Anche oggi, quando la pace dovrebbe essere ad un passo, le bombe sono cadute su Gaza City, confermando che Israele sospenderà le sue azioni belliche solo un istante dopo che il governo Netanyahu approverà il piano americano.
Pace - A Gaza si festeggia, ma piovono ancora bombe sul futuro della Striscia
Ma Gaza sembra essere un territorio alieno dal resto del mondo, dove l'annuncio dell'accordo è stato salutato con soddisfazione e speranze. Ma la speranza vera, nella Striscia, è ancora lontana perché, anche se dovessero cessare i bombardamenti, il cammino verso il ritorno ad una parvenza di normalità è non solo lunghissimo, ma irto di problemi.
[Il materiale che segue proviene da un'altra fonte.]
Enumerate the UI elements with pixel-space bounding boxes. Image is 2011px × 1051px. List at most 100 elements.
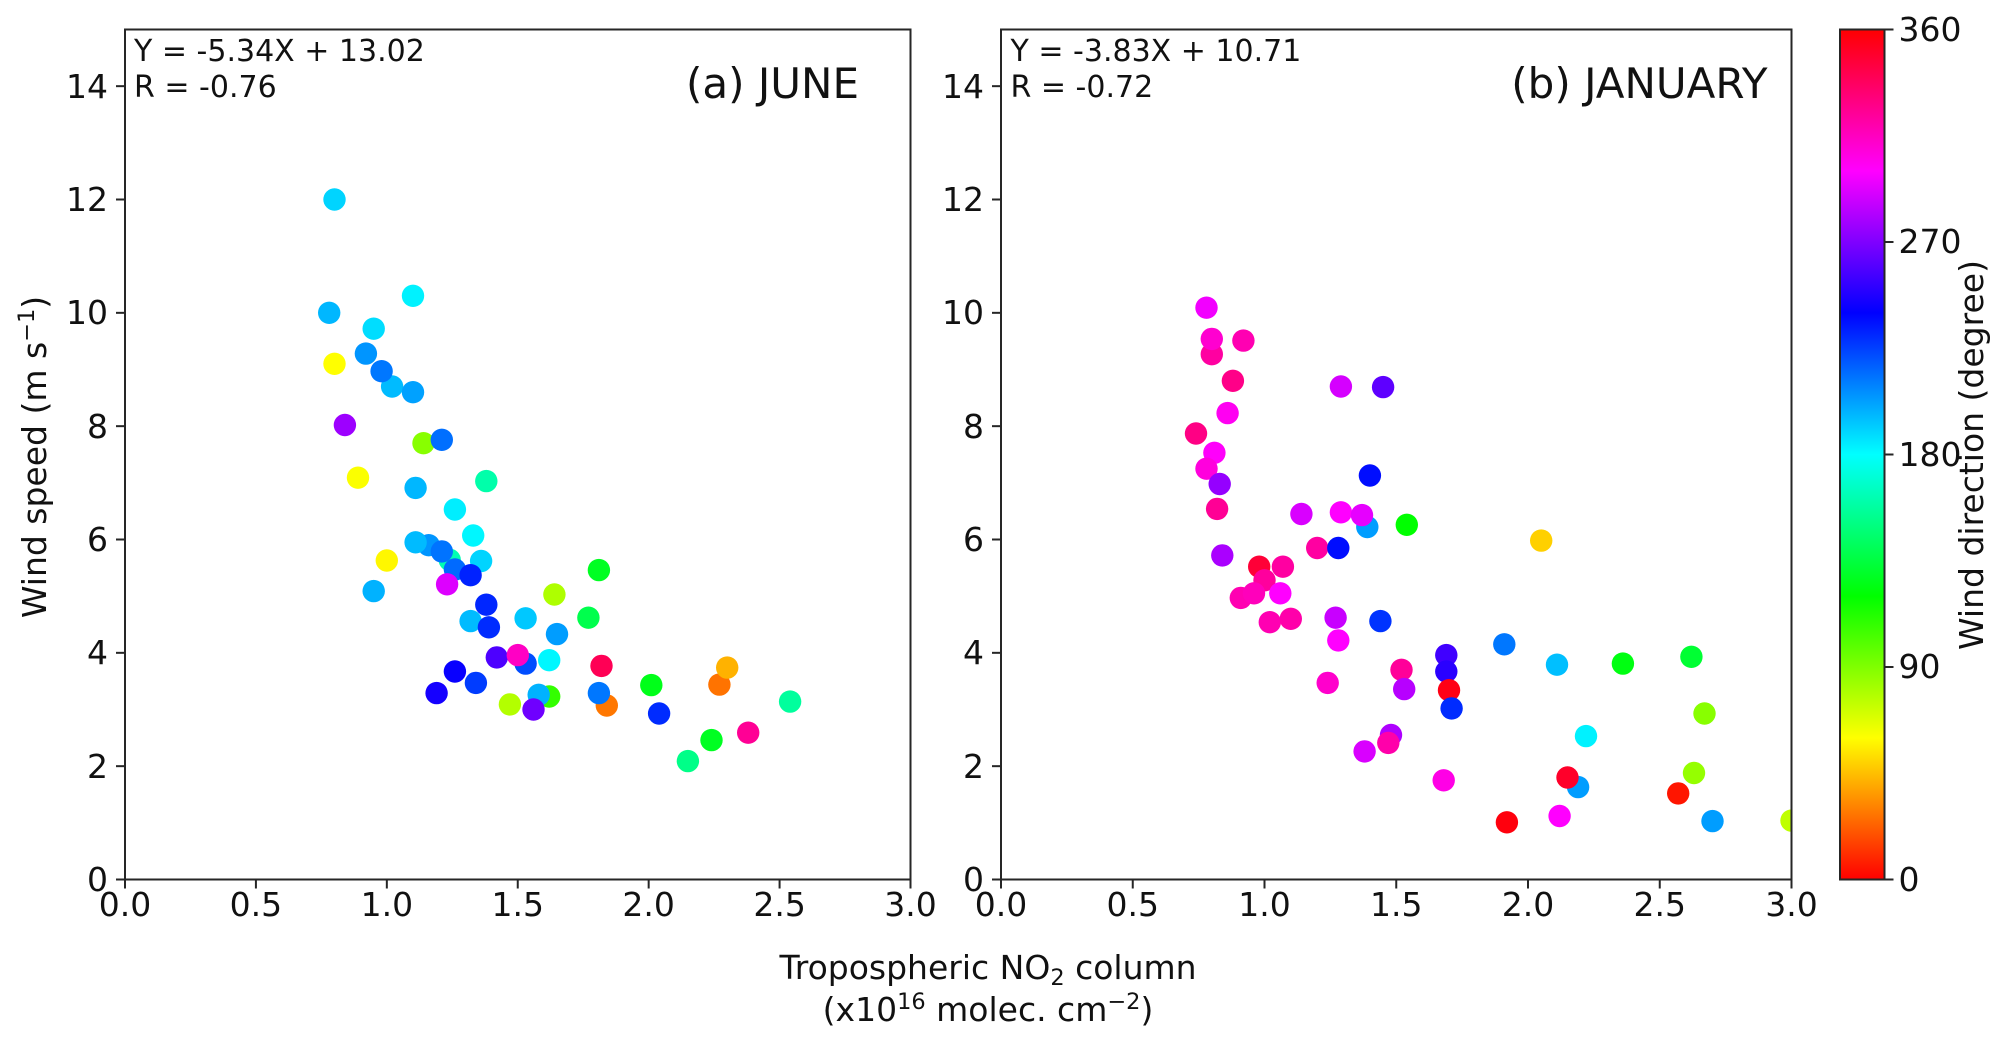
x-tick-label: 1.0: [360, 885, 414, 924]
scatter-point: [401, 381, 425, 404]
scatter-point: [1184, 422, 1208, 445]
label-fragment: column: [1064, 948, 1197, 987]
scatter-point: [1195, 457, 1218, 480]
scatter-point: [1353, 740, 1376, 763]
scatter-point: [404, 476, 427, 500]
y-tick-label: 0: [87, 859, 108, 899]
scatter-point: [485, 646, 508, 669]
scatter-point: [1432, 769, 1455, 792]
y-tick-label: 14: [942, 66, 984, 106]
panel-a-annotation: Y = -5.34X + 13.02 R = -0.76: [134, 34, 425, 106]
colorbar-gradient: [1840, 29, 1885, 880]
x-axis-label-line2: (x1016 molec. cm−2): [588, 990, 1388, 1030]
scatter-point: [443, 498, 467, 521]
scatter-point: [1269, 582, 1292, 605]
scatter-point: [1556, 766, 1579, 789]
scatter-point: [443, 660, 467, 683]
scatter-point: [1316, 671, 1339, 695]
x-tick-label: 0.5: [1106, 885, 1159, 924]
scatter-point: [1435, 643, 1458, 667]
scatter-point: [577, 606, 600, 629]
scatter-point: [778, 690, 802, 713]
x-tick-label: 1.5: [1370, 885, 1423, 924]
scatter-point: [346, 466, 370, 489]
scatter-point: [647, 702, 671, 725]
panel-a-regression-equation: Y = -5.34X + 13.02: [134, 34, 425, 70]
scatter-point: [1440, 697, 1463, 720]
panel-b-title: (b) JANUARY: [1511, 59, 1768, 108]
scatter-point: [370, 360, 393, 383]
scatter-points-b: [1184, 296, 1792, 834]
x-tick-label: 0.0: [974, 885, 1028, 924]
label-fragment: Wind speed (m s: [15, 341, 54, 619]
label-fragment: −2: [1107, 988, 1141, 1015]
scatter-point: [425, 681, 448, 705]
scatter-point: [1211, 544, 1234, 567]
panel-b-correlation: R = -0.72: [1010, 70, 1154, 106]
label-fragment: Tropospheric NO: [779, 948, 1051, 987]
y-axis-label: Wind speed (m s−1): [14, 296, 55, 619]
scatter-point: [459, 564, 482, 587]
scatter-point: [1329, 501, 1353, 524]
scatter-point: [1701, 809, 1724, 833]
scatter-point: [590, 654, 613, 678]
x-tick-label: 3.0: [884, 885, 937, 924]
scatter-point: [354, 342, 378, 365]
scatter-point: [737, 721, 760, 744]
scatter-point: [362, 317, 385, 340]
scatter-point: [640, 673, 663, 697]
scatter-point: [716, 656, 739, 679]
scatter-point: [475, 469, 498, 493]
scatter-point: [1574, 724, 1598, 748]
scatter-point: [1208, 472, 1231, 496]
y-tick-label: 12: [942, 179, 984, 219]
scatter-point: [1327, 536, 1350, 560]
scatter-point: [1377, 731, 1400, 755]
scatter-point: [323, 188, 346, 211]
x-tick-label: 2.0: [622, 885, 675, 924]
scatter-point: [375, 549, 398, 572]
y-tick-label: 8: [87, 406, 108, 446]
scatter-point: [1216, 401, 1239, 425]
scatter-point: [700, 728, 723, 752]
y-tick-label: 2: [87, 746, 108, 786]
scatter-point: [1611, 652, 1635, 675]
scatter-point: [522, 698, 545, 721]
axes-box-a: [124, 28, 912, 881]
scatter-point: [464, 671, 488, 695]
colorbar-tick-label: 270: [1898, 222, 1962, 262]
x-tick-label: 2.5: [1633, 885, 1686, 924]
scatter-point: [1271, 555, 1295, 578]
scatter-point: [1493, 633, 1516, 656]
scatter-point: [1279, 607, 1303, 630]
label-fragment: 2: [1050, 964, 1065, 991]
scatter-point: [475, 593, 498, 616]
scatter-point: [1495, 811, 1519, 834]
scatter-point: [1680, 645, 1703, 668]
scatter-point: [514, 607, 537, 630]
scatter-point: [459, 609, 482, 633]
y-tick-label: 6: [87, 519, 108, 559]
scatter-point: [587, 681, 611, 705]
scatter-point: [1200, 343, 1224, 366]
scatter-point: [1327, 629, 1350, 652]
scatter-point: [323, 352, 346, 375]
scatter-point: [1390, 658, 1413, 681]
scatter-point: [1329, 375, 1353, 398]
x-tick-label: 3.0: [1765, 885, 1818, 924]
scatter-point: [1350, 503, 1374, 527]
scatter-point: [1530, 529, 1553, 552]
x-tick-label: 1.0: [1238, 885, 1291, 924]
scatter-point: [1393, 677, 1416, 701]
scatter-point: [1435, 660, 1458, 683]
x-tick-label: 2.5: [753, 885, 806, 924]
label-fragment: ): [1140, 990, 1154, 1029]
scatter-point: [1780, 809, 1792, 832]
x-tick-label: 2.0: [1501, 885, 1555, 924]
y-tick-label: 4: [963, 633, 984, 673]
y-tick-label: 4: [87, 633, 108, 673]
scatter-point: [708, 673, 731, 696]
scatter-point: [362, 579, 385, 603]
scatter-point: [543, 583, 566, 606]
La notizia della firma dell'accordo di pace è stata accolta con entusiasmo a Gaza City, dove la gente - non molta: la prudenza prevale sempre quando la morte arriva inattesa dal cielo - ha festeggiato, ma non cedendo all'entusiasmo di precedenti occasioni del genere.
Ma quello era il tempo in cui i gruppi armati palestinesi celebravano sempre una tregua come fosse una loro vittoria. Oggi è diverso, perché se può essere una vittoria avere resistito per due anni alla potente macchina militare di Israele, non lo è più guardando quello che resta di Gaza City, una sequenza interminabile di macerie, dove le strade non sono più strade, ma trappole mortali da scansare per potersi spostare da una parte all'altra della città, andando a caccia di qualcosa da mangiare.
La situazione, sebbene migliorata rispetto a poche settimane fa, con una costanza del flusso di aiuti umanitari, resta ancora drammatica, soprattutto sul fronte alimentare e sanitario. E la gente, quella che ha accettato colpevolmente di essere dominata da un gruppo minoritario, che poggiava la sua autorevolezza sulla forza e sul terrore, ora non sembra più disposta a farsi carico del rischio che domani un'altra leadership di Hamas si avventuri in azioni che possano provocare nuovamente la reazione di Gerusalemme.
L'esito della fortissima pressione di Donald Trump (su Israele) e dei leader arabi (su Hamas e sui palestinesi) è ora in attesa della ratifica dei punti dell'accordo, alcuni dei quali potrebbero essere d'inciampo nell'immediato futuro. Perché, nel momento in cui Hamas subordina il via libera all'accettazione di alcune richieste, che Israele ritiene irricevibili, sembra volere alzare la posta di una trattativa ufficialmente definita, nella realtà ancora non lo è completamente.
La richiesta della restituzione delle spoglie dei fratelli Sinwar non è solo, apparentemente, un gesto di umanità, per dare alle famiglie dei due esponenti di Hamas uccisi da Israele qualcosa su cui piangere, ma anche la volontà di farne dei martiri della lotta armata. E si sa che nulla più di una tomba consente di elevare al rango di eroi le vittime di un conflitto.
Allo stesso modo cadrà nel silenzio la richiesta delle liberazione di Marwan Barghouti, che sconta una condanna a ''fine pena: mai'' (cinque ergastoli e 40 anni di reclusione) nel carcere di Ganot, dove trascorre le sue giornate dal 2004. Barghouti, paragonato, con una spericolata similitudine, a Nelson Mandela, nonostante le accuse di essere stato dietro sanguinosi attentati, rappresenterebbe, se libero, il volto dialogante dei palestinesi e quindi un personaggio da spendere anche mediaticamente, visto il larghissimo seguito popolare di cui viene accreditato. Ma resta il dubbio se la sua liberazione sia stata reclamata perché realmente voluta o solo per alzare la posta.
Anche perché Barghouti libero sarebbe una vittoria di Hamas, ma anche un problema per la nomenclatura palestinese che governa su un popolo da decenni e che certo non spalancherebbe le braccia ad un leader che, per la sua storia e il suo presente, sarebbe scomodo per molti.